VDV-Empfehlung für „offensive“ Tarifanpassungsanträge
Für ihn selbst überraschend, ist der DB-Vorstand bei der diesjährigen Bilanzpressekonferenz nicht mit Fragen zu künftigen Fahrpreissteigerungen konfrontiert worden. Im öffentlichen Bewusstsein scheint sich festgesetzt zu haben, dass Bus und Bahn einfach immer teurer werden (müssen). Nun rät der VDV seinen Mitgliedern eine offensive Tarifanpassung, weil die öffentliche Hand sich zunehmend aus der Finanzierung von Gemeinwohlausgaben zurückzieht. Anlass der Empfehlung ist eine Entscheidung des Bundesverfassungsgerichts zur Behindertenfreifahrt. Bei dieser Gelegenheit greifen die Karlsruher Richter auch das Prinzip der Eigenwirtschaftlichkeit an.

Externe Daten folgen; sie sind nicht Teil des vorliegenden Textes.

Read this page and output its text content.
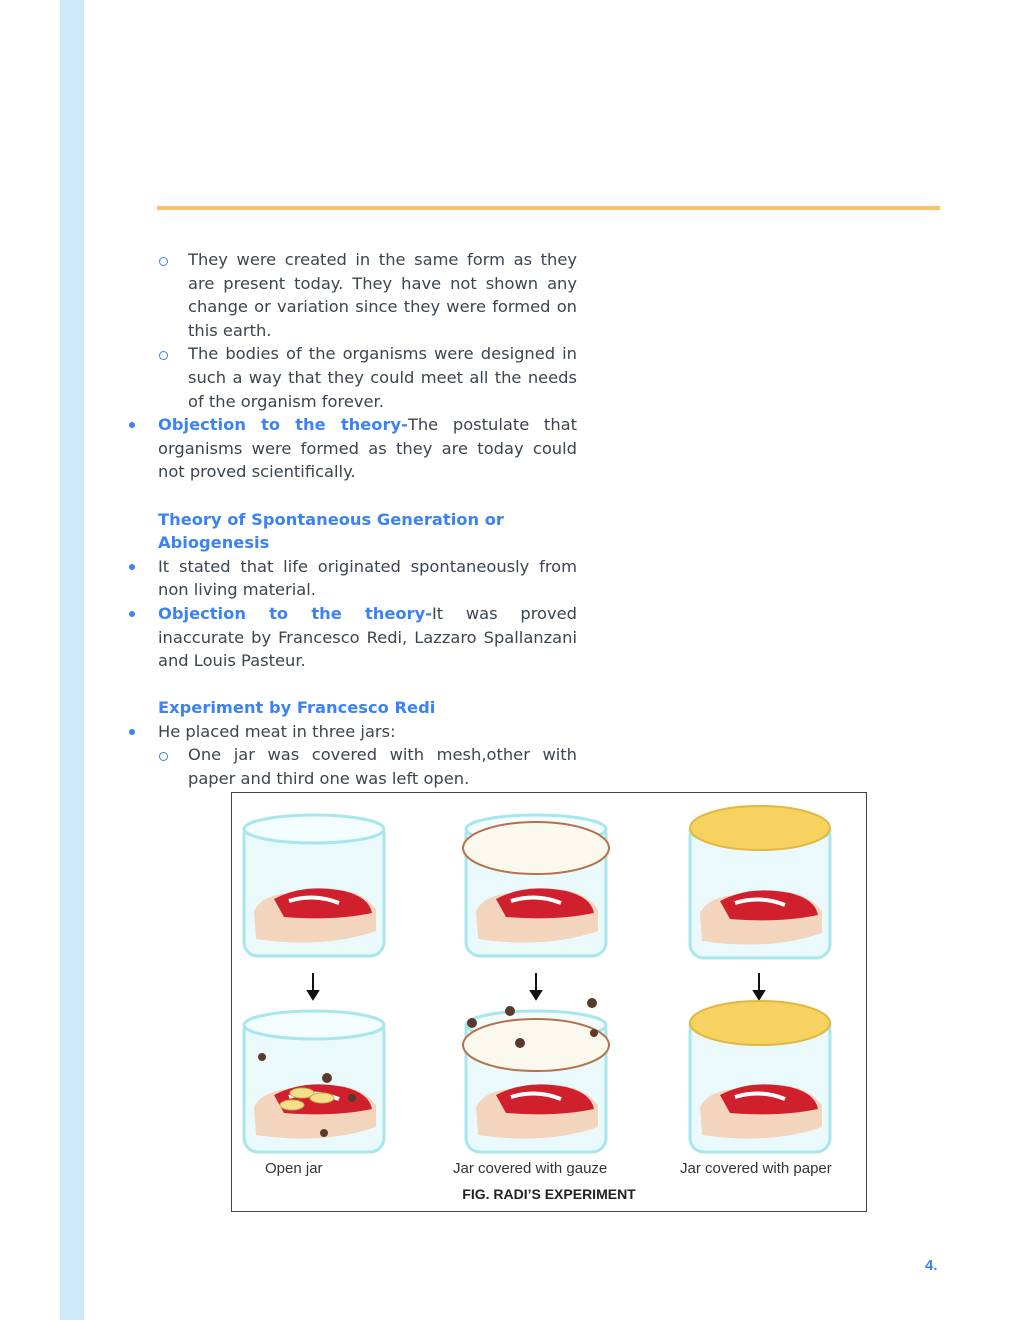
They were created in the same form as they are present today. They have not shown any change or variation since they were formed on this earth.
The bodies of the organisms were designed in such a way that they could meet all the needs of the organism forever.
Objection to the theory-The postulate that organisms were formed as they are today could not proved scientifically.
Theory of Spontaneous Generation or Abiogenesis
It stated that life originated spontaneously from non living material.
Objection to the theory-It was proved inaccurate by Francesco Redi, Lazzaro Spallanzani and Louis Pasteur.
Experiment by Francesco Redi
He placed meat in three jars:
One jar was covered with mesh,other with paper and third one was left open.
Open jar	Jar covered with gauze	Jar covered with paper
FIG. RADI’S EXPERIMENT
4.
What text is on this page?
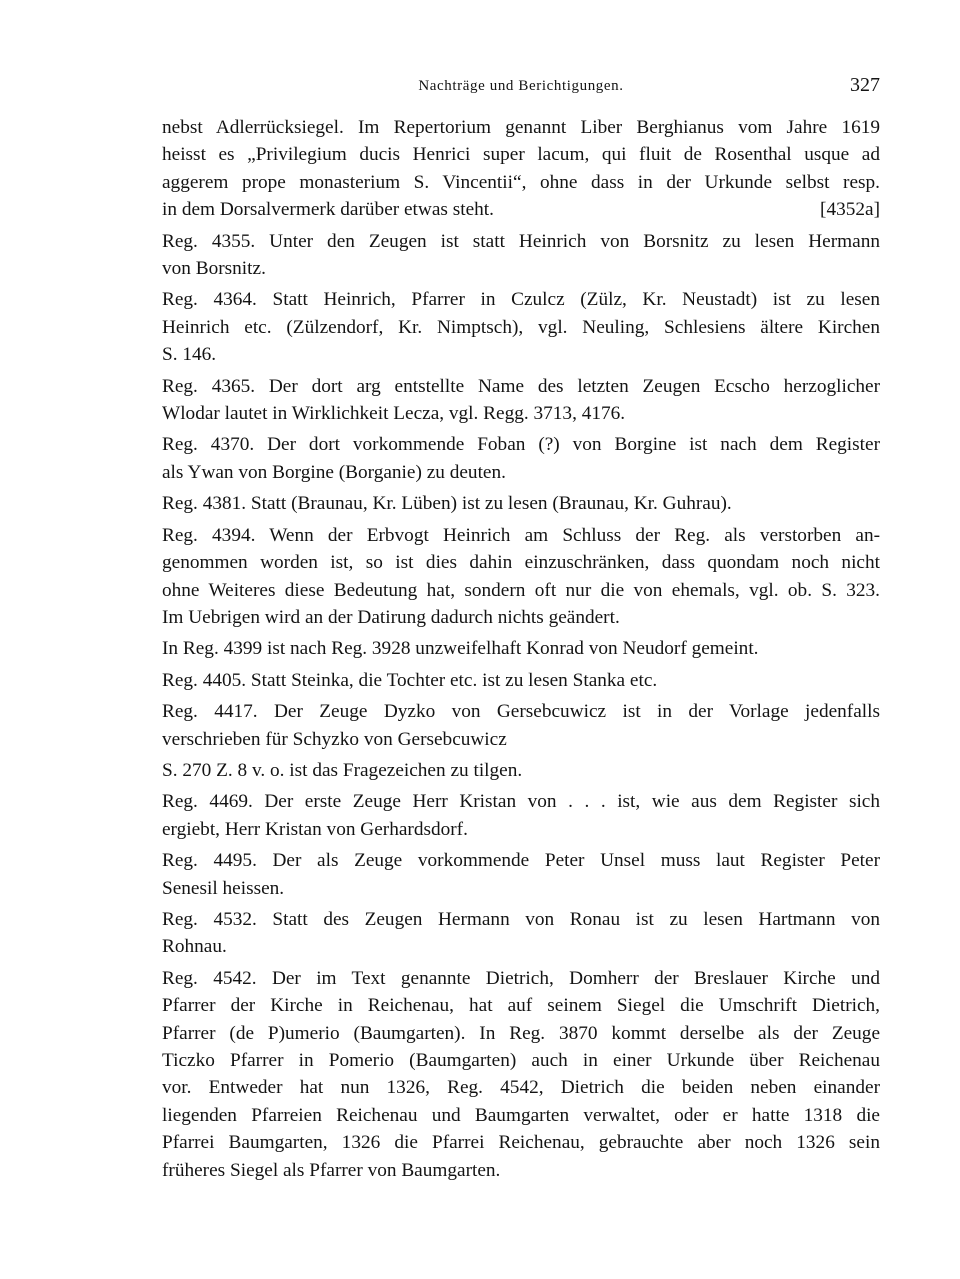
Nachträge und Berichtigungen.	327
nebst Adlerrücksiegel. Im Repertorium genannt Liber Berghianus vom Jahre 1619
heisst es „Privilegium ducis Henrici super lacum, qui fluit de Rosenthal usque ad
aggerem prope monasterium S. Vincentii“, ohne dass in der Urkunde selbst resp.
in dem Dorsalvermerk darüber etwas steht.	[4352a]
Reg. 4355. Unter den Zeugen ist statt Heinrich von Borsnitz zu lesen Hermann
von Borsnitz.
Reg. 4364. Statt Heinrich, Pfarrer in Czulcz (Zülz, Kr. Neustadt) ist zu lesen
Heinrich etc. (Zülzendorf, Kr. Nimptsch), vgl. Neuling, Schlesiens ältere Kirchen
S. 146.
Reg. 4365. Der dort arg entstellte Name des letzten Zeugen Ecscho herzoglicher
Wlodar lautet in Wirklichkeit Lecza, vgl. Regg. 3713, 4176.
Reg. 4370. Der dort vorkommende Foban (?) von Borgine ist nach dem Register
als Ywan von Borgine (Borganie) zu deuten.
Reg. 4381. Statt (Braunau, Kr. Lüben) ist zu lesen (Braunau, Kr. Guhrau).
Reg. 4394. Wenn der Erbvogt Heinrich am Schluss der Reg. als verstorben an-
genommen worden ist, so ist dies dahin einzuschränken, dass quondam noch nicht
ohne Weiteres diese Bedeutung hat, sondern oft nur die von ehemals, vgl. ob. S. 323.
Im Uebrigen wird an der Datirung dadurch nichts geändert.
In Reg. 4399 ist nach Reg. 3928 unzweifelhaft Konrad von Neudorf gemeint.
Reg. 4405. Statt Steinka, die Tochter etc. ist zu lesen Stanka etc.
Reg. 4417. Der Zeuge Dyzko von Gersebcuwicz ist in der Vorlage jedenfalls
verschrieben für Schyzko von Gersebcuwicz
S. 270 Z. 8 v. o. ist das Fragezeichen zu tilgen.
Reg. 4469. Der erste Zeuge Herr Kristan von . . . ist, wie aus dem Register sich
ergiebt, Herr Kristan von Gerhardsdorf.
Reg. 4495. Der als Zeuge vorkommende Peter Unsel muss laut Register Peter
Senesil heissen.
Reg. 4532. Statt des Zeugen Hermann von Ronau ist zu lesen Hartmann von
Rohnau.
Reg. 4542. Der im Text genannte Dietrich, Domherr der Breslauer Kirche und
Pfarrer der Kirche in Reichenau, hat auf seinem Siegel die Umschrift Dietrich,
Pfarrer (de P)umerio (Baumgarten). In Reg. 3870 kommt derselbe als der Zeuge
Ticzko Pfarrer in Pomerio (Baumgarten) auch in einer Urkunde über Reichenau
vor. Entweder hat nun 1326, Reg. 4542, Dietrich die beiden neben einander
liegenden Pfarreien Reichenau und Baumgarten verwaltet, oder er hatte 1318 die
Pfarrei Baumgarten, 1326 die Pfarrei Reichenau, gebrauchte aber noch 1326 sein
früheres Siegel als Pfarrer von Baumgarten.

Seit 2005 erhalten Verkehrsunternehmen mit überdurchschnittlich vielen schwerbehinderten Fahrgästen nicht mehr den vollen Ausgleich für die gesetzlich vorgeschriebene Freifahrt, sondern nur noch zwei Drittel.
Diesen „Selbstbehalt für Härtefallunternehmen“ hat das Bundesverfassungsgericht (BVerfG) jetzt als verfassungsgemäß eingestuft, indem es eine entsprechende Verfassungsbeschwerde nicht zur Entscheidung angenommen hat.

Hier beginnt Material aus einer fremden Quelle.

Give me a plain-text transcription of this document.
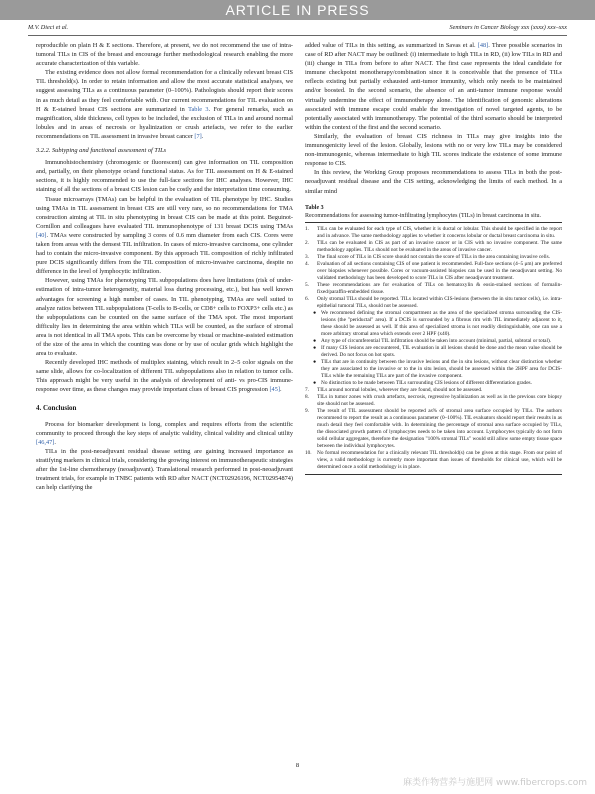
ARTICLE IN PRESS
M.V. Dieci et al.	Seminars in Cancer Biology xxx (xxxx) xxx–xxx

reproducible on plain H & E sections. Therefore, at present, we do not recommend the use of intra-tumoral TILs in CIS of the breast and encourage further methodological research enabling the more accurate characterization of this variable.

The existing evidence does not allow formal recommendation for a clinically relevant breast CIS TIL threshold(s). In order to retain information and allow the most accurate statistical analyses, we suggest assessing TILs as a continuous parameter (0–100%). Pathologists should report their scores in as much detail as they feel comfortable with. Our current recommendations for TIL evaluation on H & E-stained breast CIS sections are summarized in Table 3. For general remarks, such as magnification, slide thickness, cell types to be included, the exclusion of TILs in and around normal lobules and in areas of necrosis or hyalinization or crush artefacts, we refer to the earlier recommendations on TIL assessment in invasive breast cancer [7].

3.2.2. Subtyping and functional assessment of TILs

Immunohistochemistry (chromogenic or fluorescent) can give information on TIL composition and, partially, on their phenotype or/and functional status. As for TIL assessment on H & E-stained sections, it is highly recommended to use the full-face sections for IHC analyses. However, IHC staining of all the sections of a breast CIS lesion can be costly and the interpretation time consuming.

Tissue microarrays (TMAs) can be helpful in the evaluation of TIL phenotype by IHC. Studies using TMAs in TIL assessment in breast CIS are still very rare, so no recommendations for TMA construction aiming at TIL in situ phenotyping in breast CIS can be made at this point. Beguinot-Cornillon and colleagues have evaluated TIL immunophenotype of 131 breast DCIS using TMAs [40]. TMAs were constructed by sampling 3 cores of 0.6 mm diameter from each CIS. Cores were taken from areas with the densest TIL infiltration. In cases of micro-invasive carcinoma, one cylinder had to contain the micro-invasive component. By this approach TIL composition of richly infiltrated pure DCIS significantly differs from the TIL composition of micro-invasive carcinoma, despite no difference in the level of lymphocytic infiltration.

However, using TMAs for phenotyping TIL subpopulations does have limitations (risk of under-estimation of intra-tumor heterogeneity, material loss during processing, etc.), but has well known advantages for screening a high number of cases. In TIL phenotyping, TMAs are well suited to analyze ratios between TIL subpopulations (T-cells to B-cells, or CD8+ cells to FOXP3+ cells etc.) as the subpopulations can be counted on the same surface of the TMA spot. The most important difficulty lies in determining the area within which TILs will be counted, as the surface of stromal area is not identical in all TMA spots. This can be overcome by visual or machine-assisted estimation of the size of the area in which the counting was done or by use of ocular grids which highlight the area to evaluate.

Recently developed IHC methods of multiplex staining, which result in 2–5 color signals on the same slide, allows for co-localization of different TIL subpopulations also in relation to tumor cells. This approach might be very useful in the analysis of development of anti- vs pro-CIS immune-response over time, as these changes may provide important clues of breast CIS progression [45].

4. Conclusion

Process for biomarker development is long, complex and requires efforts from the scientific community to proceed through the key steps of analytic validity, clinical validity and clinical utility [46,47].

TILs in the post-neoadjuvant residual disease setting are gaining increased importance as stratifying markers in clinical trials, considering the growing interest on immunotherapeutic strategies after the 1st-line chemotherapy (neoadjuvant). Translational research performed in post-neoadjuvant treatment trials, for example in TNBC patients with RD after NACT (NCT02926196, NCT02954874) can help clarifying the

added value of TILs in this setting, as summarized in Savas et al. [48]. Three possible scenarios in case of RD after NACT may be outlined: (i) intermediate to high TILs in RD, (ii) low TILs in RD and (iii) change in TILs from before to after NACT. The first case represents the ideal candidate for immune checkpoint monotherapy/combination since it is conceivable that the presence of TILs reflects existing but partially exhausted anti-tumor immunity, which only needs to be maintained and/or boosted. In the second scenario, the absence of an anti-tumor immune response would virtually undermine the effect of immunotherapy alone. The identification of genomic alterations associated with immune escape could enable the investigation of novel targeted agents, to be potentially associated with immunotherapy. The potential of the third scenario should be interpreted within the context of the first and the second scenario.

Similarly, the evaluation of breast CIS richness in TILs may give insights into the immunogenicity level of the lesion. Globally, lesions with no or very low TILs may be considered non-immunogenic, whereas intermediate to high TIL scores indicate the existence of some immune response to CIS.

In this review, the Working Group proposes recommendations to assess TILs in both the post-neoadjuvant residual disease and the CIS setting, acknowledging the limits of each method. In a similar mind

Table 3
Recommendations for assessing tumor-infiltrating lymphocytes (TILs) in breast carcinoma in situ.
1. TILs can be evaluated for each type of CIS, whether it is ductal or lobular. This should be specified in the report and in advance. The same methodology applies to whether it concerns lobular or ductal breast carcinoma in situ.
2. TILs can be evaluated in CIS as part of an invasive cancer or in CIS with no invasive component. The same methodology applies. TILs should not be evaluated in the areas of invasive cancer.
3. The final score of TILs in CIS score should not contain the score of TILs in the area containing invasive cells.
4. Evaluation of all sections containing CIS of one patient is recommended. Full-face sections (4–5 μm) are preferred over biopsies whenever possible. Cores or vacuum-assisted biopsies can be used in the neoadjuvant setting. No validated methodology has been developed to score TILs in CIS after neoadjuvant treatment.
5. These recommendations are for evaluation of TILs on hematoxylin & eosin-stained sections of formalin-fixed/paraffin-embedded tissue.
6. Only stromal TILs should be reported. TILs located within CIS-lesions (between the in situ tumor cells), i.e. intra-epithelial tumoral TILs, should not be assessed.
● We recommend defining the stromal compartment as the area of the specialized stroma surrounding the CIS-lesions (the "periductal" area). If a DCIS is surrounded by a fibrous rim with TIL immediately adjacent to it, these should be assessed as well. If this area of specialized stroma is not readily distinguishable, one can use a more arbitrary stromal area which extends over 2 HPF (x40).
● Any type of circumferential TIL infiltration should be taken into account (minimal, partial, subtotal or total).
● If many CIS lesions are encountered, TIL evaluation in all lesions should be done and the mean value should be derived. Do not focus on hot spots.
● TILs that are in continuity between the invasive lesions and the in situ lesions, without clear distinction whether they are associated to the invasive or to the in situ lesion, should be assessed within the 2HPF area for DCIS-TILs while the remaining TILs are part of the invasive component.
● No distinction to be made between TILs surrounding CIS lesions of different differentiation grades.
7. TILs around normal lobules, wherever they are found, should not be assessed.
8. TILs in tumor zones with crush artefacts, necrosis, regressive hyalinization as well as in the previous core biopsy site should not be assessed.
9. The result of TIL assessment should be reported as% of stromal area surface occupied by TILs. The authors recommend to report the result as a continuous parameter (0–100%). TIL evaluators should report their results in as much detail they feel comfortable with. In determining the percentage of stromal area surface occupied by TILs, the dissociated growth pattern of lymphocytes needs to be taken into account. Lymphocytes typically do not form solid cellular aggregates, therefore the designation "100% stromal TILs" would still allow some empty tissue space between the individual lymphocytes.
10. No formal recommendation for a clinically relevant TIL threshold(s) can be given at this stage. From our point of view, a valid methodology is currently more important than issues of thresholds for clinical use, which will be determined once a solid methodology is in place.
8
麻类作物营养与施肥网 www.fibercrops.com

Der Nichtannahmebeschluss ist vergleichsweise umfangreich begründet. Gestützt darauf, empfiehlt der Verband Deutscher Verkehrsunternehmen (VDV) seinen Mitglieder nun, „die Argumentation des BVerfG künftig bei ihren Tarifanpassungsanträgen offensiv zu berücksichtigen“, wie ÖPNV-Geschäftsführer Reiner Metz in einem Rundschreiben festhält.

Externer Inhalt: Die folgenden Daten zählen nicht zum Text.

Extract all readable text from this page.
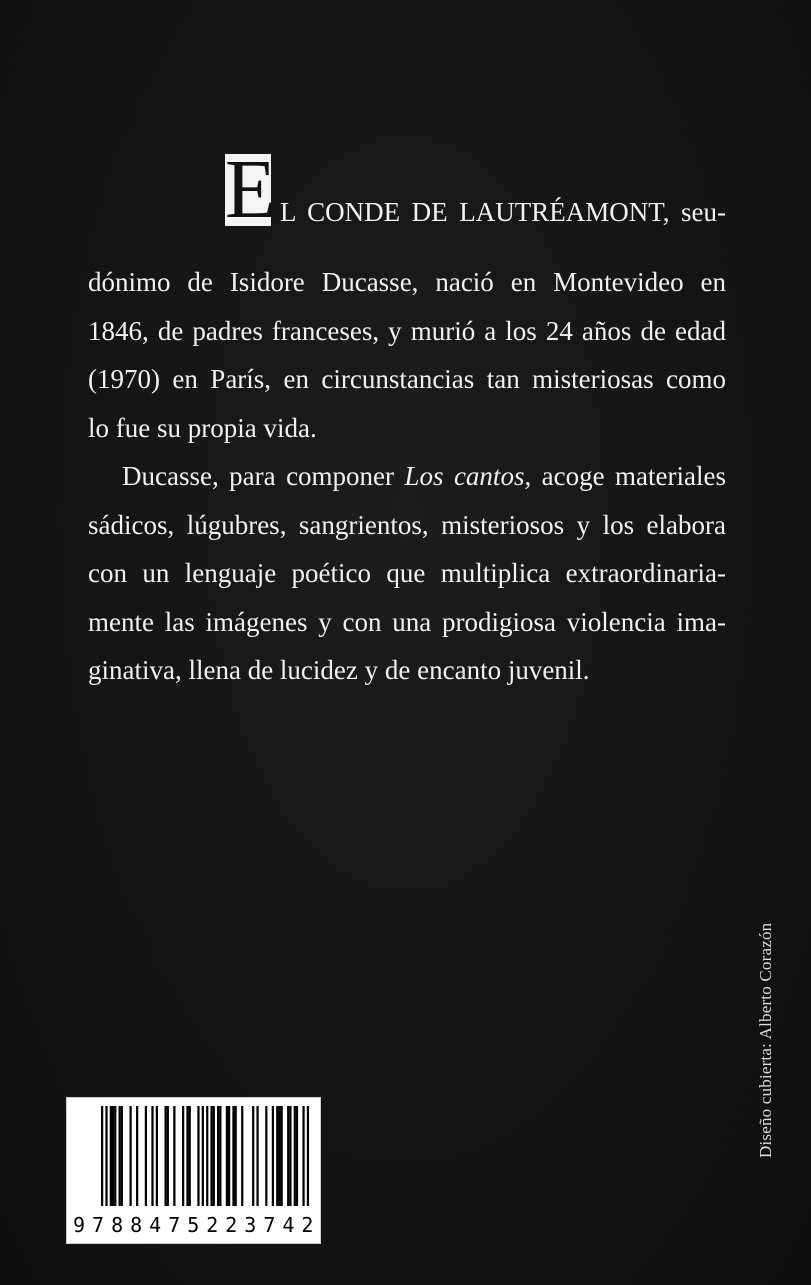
E L CONDE DE LAUTRÉAMONT, seu-
dónimo de Isidore Ducasse, nació en Montevideo en
1846, de padres franceses, y murió a los 24 años de edad
(1970) en París, en circunstancias tan misteriosas como
lo fue su propia vida.
Ducasse, para componer Los cantos, acoge materiales
sádicos, lúgubres, sangrientos, misteriosos y los elabora
con un lenguaje poético que multiplica extraordinaria-
mente las imágenes y con una prodigiosa violencia ima-
ginativa, llena de lucidez y de encanto juvenil.
Diseño cubierta: Alberto Corazón
9 7 8 8 4 7 5 2 2 3 7 4 2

Nach Auffassung der VDV-Hauptgeschäftsstelle und ihres Anwalts Christofer Lenz von der Stuttgarter Kanzlei Oppenländer stufen die Verfassungsrichter Fahrpreissteigerungen ausdrücklich als Ausweg ein, um ihre Mindereinnahmen nach dem neuen § 148 SGB IX zu kompensieren.
Der VDV hatte das von der Borkumer Kleinbahn (BKB) betriebene Musterverfahren unterstützt, unter anderem mit einem Gutachten des Verfassungsrechtlers Hans Jarass.
Der Münsteraner Professor stufte den Selbstbehalt nach § 148 SGB IX als Verstoß gegen den Gleichheitssatz (Art. 3 GG) und als Eingriff in die Berufsfreiheit (Artikel 12 GG) ein.